# Sportsmen Respond to New Threat to Bowhunting



## nodakoutdoors.com (Feb 27, 2002)

(Columbus) - Ten sportsmen's organizations, businesses and publications
launched the first steps in the defense of bowhunting against new attacks
against the sport.

The U.S. Sportsmen's Alliance convened a conference call of national
bowhunting interests in the wake of the announced merger of the Humane
Society of the United States and the Fund for Animals. The newly formed
mega-animal rights group declared bowhunting as a primary target.

Participants were provided a report on the combined capabilities of the
new animal rights organization. The groups agreed to design and implement
a plan to meet and defeat the threat to bowhunting.

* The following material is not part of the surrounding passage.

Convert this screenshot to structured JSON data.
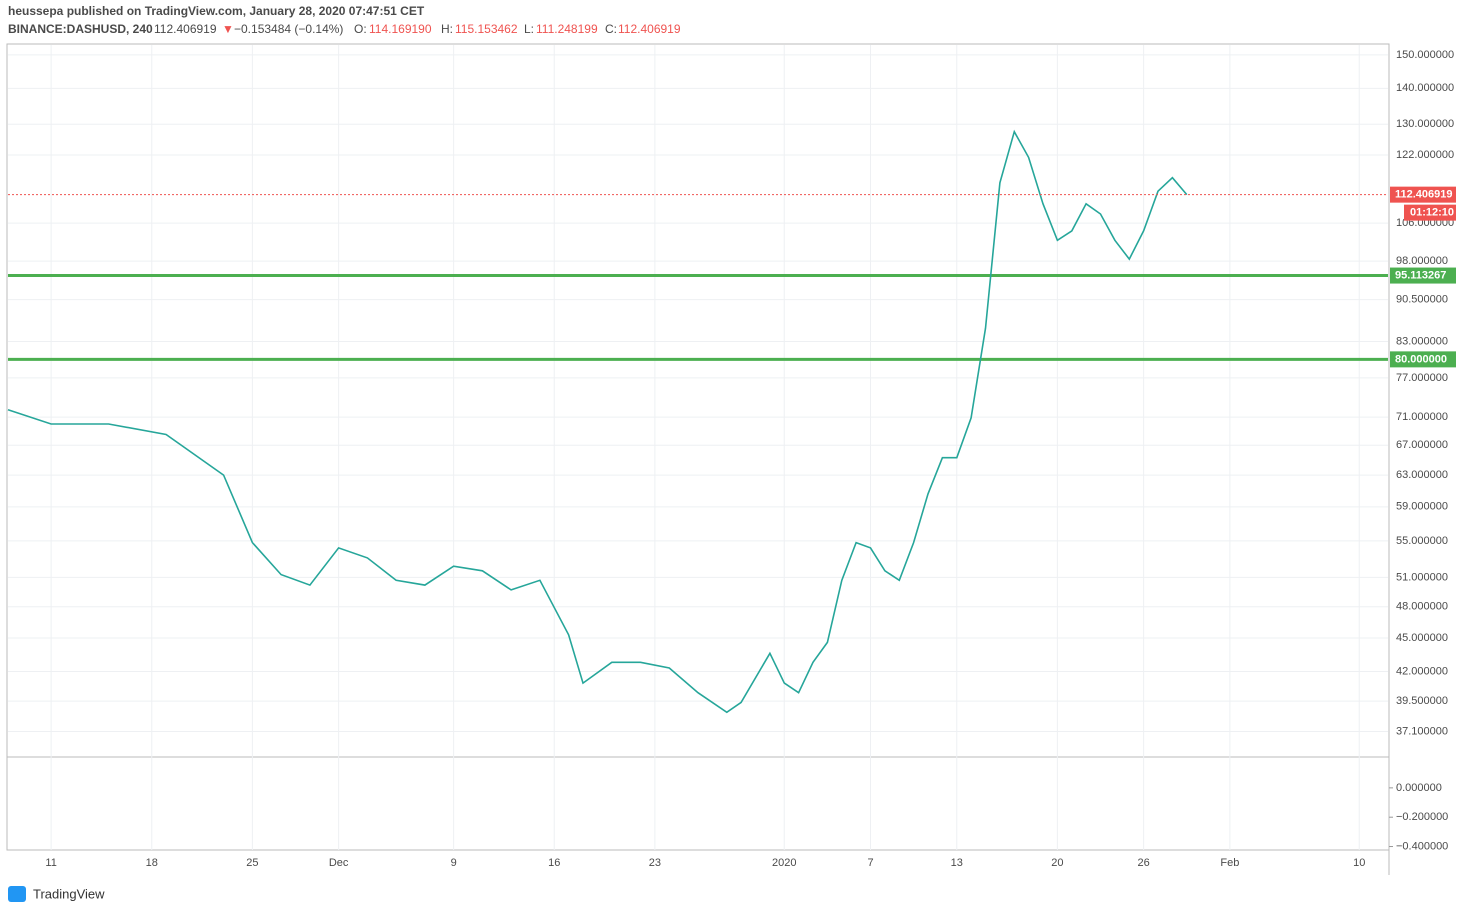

"There was widespread understanding of the need to prepare," said Rick
Story, senior vice president of the U.S. Sportsmen's Alliance. "There was
also widespread agreement that sportsmen have the capability to defeat
this threat if we organize now."

Conference call participants included the Archery Trade Association,
Bowhunting Magazine, Bowhunting.net, Bowhunting World Magazine, the
Bowsite, the International Bowhunting Organization, National Bowhunter
Education Foundation, National Field Archery Association, Pope and Young
Club and the U.S. Sportsmen's Alliance.

The organizations will meet in January during the Archery Trade
Association Show in Indianapolis, Indiana.

The U.S. Sportsmen's Alliance protects the rights of hunters, anglers and
trappers in the courts, legislatures, at the ballot, in Congress and
through public education programs. For more information about the U.S.
Sportsmen's Alliance and its work, call (614) 888-4868 or visit its
website, www.ussportsmen.org.


----------



## dogdigger (Jan 26, 2004)

good to see someone is standing up for what we love.

mark


----------